Fundamentalmente por miedo. Por miedo al propio personaje (hace cosa de veinte años tuve enfrente a Borrell, por entonces ministro de no sé qué, y tenía en mente una pregunta que hacerle pero me la quedé para mí al ver cómo humillaba a los tres o cuatro compañeros que me precedieron en el turno) o a las consecuencias de tus actos, a la llamada que recibirá algún superior en tu trabajo, una llamada realizada a instancias del propio político o banquero y que mezcla la queja por el injusto trato recibido y la velada amenaza de que eso no debería repetirse, porque el que saldría perdiendo sería el medio de comunicación. Una llamada que el superior, con tanto miedo como tú o más aún, traducirá después en un chorreo hacia tu persona, en una bronca morrocotuda y mezquina, que te dejará más al borde de la náusea cuanto más te dé por pensar en lo bonito que habría sido que desde tu gremio se pusieran de tu parte, en lugar de darle la razón a la otra.
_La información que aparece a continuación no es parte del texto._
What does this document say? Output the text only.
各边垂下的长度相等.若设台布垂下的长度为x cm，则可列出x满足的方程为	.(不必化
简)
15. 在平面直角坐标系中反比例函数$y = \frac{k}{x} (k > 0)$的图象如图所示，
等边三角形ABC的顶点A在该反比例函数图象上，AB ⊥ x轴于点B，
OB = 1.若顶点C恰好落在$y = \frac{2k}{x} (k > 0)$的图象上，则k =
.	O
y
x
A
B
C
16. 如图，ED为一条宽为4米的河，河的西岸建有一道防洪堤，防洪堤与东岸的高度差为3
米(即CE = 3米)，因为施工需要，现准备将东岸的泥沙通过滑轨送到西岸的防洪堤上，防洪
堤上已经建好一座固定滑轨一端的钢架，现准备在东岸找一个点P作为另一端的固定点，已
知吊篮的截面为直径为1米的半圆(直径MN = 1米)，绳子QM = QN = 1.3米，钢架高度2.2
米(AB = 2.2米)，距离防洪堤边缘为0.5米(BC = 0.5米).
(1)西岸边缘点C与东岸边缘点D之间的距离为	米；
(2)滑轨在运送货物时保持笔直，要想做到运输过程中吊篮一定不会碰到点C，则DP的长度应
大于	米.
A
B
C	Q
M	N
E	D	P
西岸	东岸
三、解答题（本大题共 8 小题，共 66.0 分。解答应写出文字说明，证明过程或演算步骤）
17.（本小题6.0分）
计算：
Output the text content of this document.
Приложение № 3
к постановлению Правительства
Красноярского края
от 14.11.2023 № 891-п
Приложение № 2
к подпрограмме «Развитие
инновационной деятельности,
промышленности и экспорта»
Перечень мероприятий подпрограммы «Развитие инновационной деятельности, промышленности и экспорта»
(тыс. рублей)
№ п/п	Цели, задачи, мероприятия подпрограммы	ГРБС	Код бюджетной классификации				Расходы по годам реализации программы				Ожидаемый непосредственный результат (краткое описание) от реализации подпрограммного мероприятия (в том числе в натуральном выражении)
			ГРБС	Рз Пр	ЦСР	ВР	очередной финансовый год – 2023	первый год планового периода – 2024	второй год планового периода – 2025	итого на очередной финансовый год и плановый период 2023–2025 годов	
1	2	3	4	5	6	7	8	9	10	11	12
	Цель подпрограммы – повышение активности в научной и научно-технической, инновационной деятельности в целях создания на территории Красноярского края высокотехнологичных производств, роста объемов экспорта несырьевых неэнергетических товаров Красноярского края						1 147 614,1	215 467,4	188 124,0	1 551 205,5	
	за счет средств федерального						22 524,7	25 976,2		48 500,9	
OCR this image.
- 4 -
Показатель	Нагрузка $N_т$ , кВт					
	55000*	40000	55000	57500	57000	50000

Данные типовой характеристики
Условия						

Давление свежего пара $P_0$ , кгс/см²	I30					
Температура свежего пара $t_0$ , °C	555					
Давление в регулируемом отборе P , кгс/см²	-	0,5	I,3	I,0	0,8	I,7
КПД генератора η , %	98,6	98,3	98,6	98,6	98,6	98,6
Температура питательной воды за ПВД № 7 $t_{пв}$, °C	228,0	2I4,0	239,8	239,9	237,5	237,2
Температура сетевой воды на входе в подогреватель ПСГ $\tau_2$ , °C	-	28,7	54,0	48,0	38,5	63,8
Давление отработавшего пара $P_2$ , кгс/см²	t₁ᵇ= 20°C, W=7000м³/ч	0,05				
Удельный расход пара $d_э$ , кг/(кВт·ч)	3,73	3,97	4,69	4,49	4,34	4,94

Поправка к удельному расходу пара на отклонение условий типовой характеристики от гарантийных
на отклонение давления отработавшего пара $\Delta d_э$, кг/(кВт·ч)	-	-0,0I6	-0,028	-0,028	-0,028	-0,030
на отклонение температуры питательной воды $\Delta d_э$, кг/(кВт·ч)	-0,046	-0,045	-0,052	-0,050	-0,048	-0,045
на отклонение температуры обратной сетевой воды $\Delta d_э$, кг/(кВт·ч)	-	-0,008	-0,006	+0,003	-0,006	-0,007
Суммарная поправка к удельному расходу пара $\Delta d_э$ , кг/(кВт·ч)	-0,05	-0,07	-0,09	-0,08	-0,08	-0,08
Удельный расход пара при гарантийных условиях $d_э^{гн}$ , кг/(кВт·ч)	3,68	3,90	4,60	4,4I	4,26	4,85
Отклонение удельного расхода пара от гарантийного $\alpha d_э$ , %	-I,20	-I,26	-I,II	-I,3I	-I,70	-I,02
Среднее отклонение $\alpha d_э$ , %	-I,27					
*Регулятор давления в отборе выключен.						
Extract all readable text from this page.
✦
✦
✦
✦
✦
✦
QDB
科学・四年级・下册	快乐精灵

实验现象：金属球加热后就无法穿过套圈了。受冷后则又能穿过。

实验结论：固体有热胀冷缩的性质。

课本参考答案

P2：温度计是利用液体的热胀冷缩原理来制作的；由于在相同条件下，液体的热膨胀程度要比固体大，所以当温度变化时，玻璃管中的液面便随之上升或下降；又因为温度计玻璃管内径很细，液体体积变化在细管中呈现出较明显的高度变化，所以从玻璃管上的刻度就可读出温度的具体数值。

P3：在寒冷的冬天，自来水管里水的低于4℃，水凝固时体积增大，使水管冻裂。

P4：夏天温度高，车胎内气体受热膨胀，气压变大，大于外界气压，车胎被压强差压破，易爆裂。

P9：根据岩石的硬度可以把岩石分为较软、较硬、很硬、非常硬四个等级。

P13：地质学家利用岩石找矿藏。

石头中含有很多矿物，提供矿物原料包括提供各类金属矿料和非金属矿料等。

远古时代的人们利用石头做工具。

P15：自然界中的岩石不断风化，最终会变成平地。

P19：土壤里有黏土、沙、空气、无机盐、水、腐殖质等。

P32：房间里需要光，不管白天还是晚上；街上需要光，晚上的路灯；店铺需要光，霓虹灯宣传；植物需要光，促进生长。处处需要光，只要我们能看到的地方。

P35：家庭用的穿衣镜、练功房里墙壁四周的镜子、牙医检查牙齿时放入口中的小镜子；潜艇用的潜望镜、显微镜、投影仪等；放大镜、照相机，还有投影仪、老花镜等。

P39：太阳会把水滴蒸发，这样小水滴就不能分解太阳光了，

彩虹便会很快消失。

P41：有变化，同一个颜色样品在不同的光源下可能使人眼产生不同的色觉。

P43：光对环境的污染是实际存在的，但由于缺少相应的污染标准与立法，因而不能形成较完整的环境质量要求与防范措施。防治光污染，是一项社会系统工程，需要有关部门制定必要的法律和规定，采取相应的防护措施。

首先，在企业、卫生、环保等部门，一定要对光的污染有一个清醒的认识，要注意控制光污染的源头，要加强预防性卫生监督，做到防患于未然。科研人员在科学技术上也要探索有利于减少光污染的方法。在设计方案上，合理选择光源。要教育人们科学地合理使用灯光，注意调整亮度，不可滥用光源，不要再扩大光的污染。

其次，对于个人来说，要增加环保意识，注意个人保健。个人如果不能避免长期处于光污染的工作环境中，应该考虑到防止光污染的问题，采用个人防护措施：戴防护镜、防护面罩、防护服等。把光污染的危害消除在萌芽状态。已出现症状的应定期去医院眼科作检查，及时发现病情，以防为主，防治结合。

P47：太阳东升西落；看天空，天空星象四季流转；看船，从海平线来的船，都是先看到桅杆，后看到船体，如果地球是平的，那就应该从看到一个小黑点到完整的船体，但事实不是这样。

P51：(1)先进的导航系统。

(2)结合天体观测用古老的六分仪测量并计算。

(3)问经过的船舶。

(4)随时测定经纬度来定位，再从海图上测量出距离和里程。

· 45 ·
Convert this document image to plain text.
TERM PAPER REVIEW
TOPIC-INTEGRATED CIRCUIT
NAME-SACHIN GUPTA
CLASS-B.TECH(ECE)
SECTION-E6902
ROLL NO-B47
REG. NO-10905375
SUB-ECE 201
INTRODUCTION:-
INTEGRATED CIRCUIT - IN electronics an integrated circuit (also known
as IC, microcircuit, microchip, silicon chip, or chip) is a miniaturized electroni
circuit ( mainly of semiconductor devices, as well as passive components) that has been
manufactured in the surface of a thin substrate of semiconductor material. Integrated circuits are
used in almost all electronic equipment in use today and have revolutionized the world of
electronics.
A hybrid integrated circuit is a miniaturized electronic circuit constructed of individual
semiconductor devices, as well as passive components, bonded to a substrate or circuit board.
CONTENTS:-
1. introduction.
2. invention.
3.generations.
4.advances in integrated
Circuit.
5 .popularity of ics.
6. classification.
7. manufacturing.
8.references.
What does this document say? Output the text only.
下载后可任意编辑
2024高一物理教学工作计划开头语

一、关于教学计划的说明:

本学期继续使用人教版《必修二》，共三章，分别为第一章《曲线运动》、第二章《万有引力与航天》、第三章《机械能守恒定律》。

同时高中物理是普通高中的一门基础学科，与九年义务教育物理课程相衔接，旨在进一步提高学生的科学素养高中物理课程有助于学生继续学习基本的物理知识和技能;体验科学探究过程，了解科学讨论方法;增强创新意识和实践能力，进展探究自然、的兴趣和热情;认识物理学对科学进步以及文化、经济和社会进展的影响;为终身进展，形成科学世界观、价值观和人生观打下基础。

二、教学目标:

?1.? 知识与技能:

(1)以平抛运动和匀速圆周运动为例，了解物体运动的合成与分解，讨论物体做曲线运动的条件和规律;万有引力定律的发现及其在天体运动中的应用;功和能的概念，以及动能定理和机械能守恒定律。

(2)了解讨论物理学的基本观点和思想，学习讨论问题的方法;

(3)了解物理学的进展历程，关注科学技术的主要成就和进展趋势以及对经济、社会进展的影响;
Nos tienen asustados y lo saben. Como saben que no vamos a hacer gran cosa por rebelarnos para la mierda que nos pagan. ¿Pretende alguien que un recién llegado para el que el mileurismo es una quimera le plante cara a un poderoso y ponga en juego su (eventual) futuro profesional? ¿Nos puede alguien exigir algo así?

No lo creo. Por eso valoramos lo que ha hecho el periodista irlandés como si fuera un héroe de ficción, el protagonista de una película en la que el bien, por lo menos, le ha pegado una bofetada al mal. Una bofetada de dignidad, de vergüenza y de todos esos otros valores que con seguridad tenemos, pero que con tan poca frecuencia nos dejan airear.

Comentarios en este artículo

  1. La crisis cambiará cuando el miedo cambie de bando.
    Saludos

    Ernesto Noguerol
  2. Gran post. A mí me pasó algo parecido cuando hacía prácticas en EFE Sevilla. En la sede del PP, creo que era Antonio Sanz, daban datos de la superficie quemada en el gran incendio de hace unos años en Sevilla. En ese momento recordé la información que había leído esa misma mañana en el diario El Mundo y dije, “vaya, si son los mismos datos”. Pensé que nos estaban tomando el pelo a todos dando los mismos datos que ese medio, así que pregunté por las fuentes. Nunca antes me habían mirado de esa manera; lógicamente, la respuesta fueron evasivas y, claro, viendo que este hombre quería derretirme con la mirada, dejé de insistir. Suerte que un compañero, tendría unos 50 años y era de RNE, volvió a hacer la misma pregunta que yo. Las mismas evasivas, pero esta vez el político agachó las orejas ante el informador veterano. No tuve el coraje de este periodista irlandés, el mismo que tuvo el compañero de RNE, pero ese día llegué a casa con la satisfacción de haber puesto en aprietos a un político con muchas ruedas de prensa a sus espaldas.

    Alberto
  3. Excelente el tono y el detalle, buscando el último signo de dignidad en un oficio necesario. Me parece un hallazgo escribir sobre estos pequeños pasos, porque también ocurren, y ya ni nos acordamos. Gracias.

    Vicente
  4. ¿Sería posible una situación como la que muestra el vídeo en una rueda de prensa actual en nuestra querida Españistán? Lo dudo.
    Hablando del BCE, una entrevista clarificadora: http://www.rtve.es/alacarta/videos/para-todos-la-2/para-todos-2-entrevista-vicenc-navarro-juan-torres/1541144.shtml.
    A estos 2 muchachos se les entiende todo, por ejemplo (minuto 5:30): Si el BCE hubiera prestado directamente al Estado (en vez de a la banca privada), la deuda española representaría el 14% del PIB en lugar del 90%

    johnny mentero
  5. Me alegro de haberte encontrado por aquí, Guillermo, y de que hayas dado con un hueco donde se pueda seguir escuchando la voz un periodismo digno. No caigáis en el silencio.

    Francis Becario
  6. Ese despliegue de valentía y temple a la vez, es tan inusual ,que lo primero que se me ha pasado por la cabeza es que además de ser un gran periodista ,le importaba tres pepinos las posibles represalias posteriores a la rueda de prensa,dado la edad que aparenta tener.
    En España actualmente nos vendría de lujo tener periodistas con esta osadía.

    Elena Bautista Adame
  7. Simplemente gracias por esta publicación, compañero y amigo.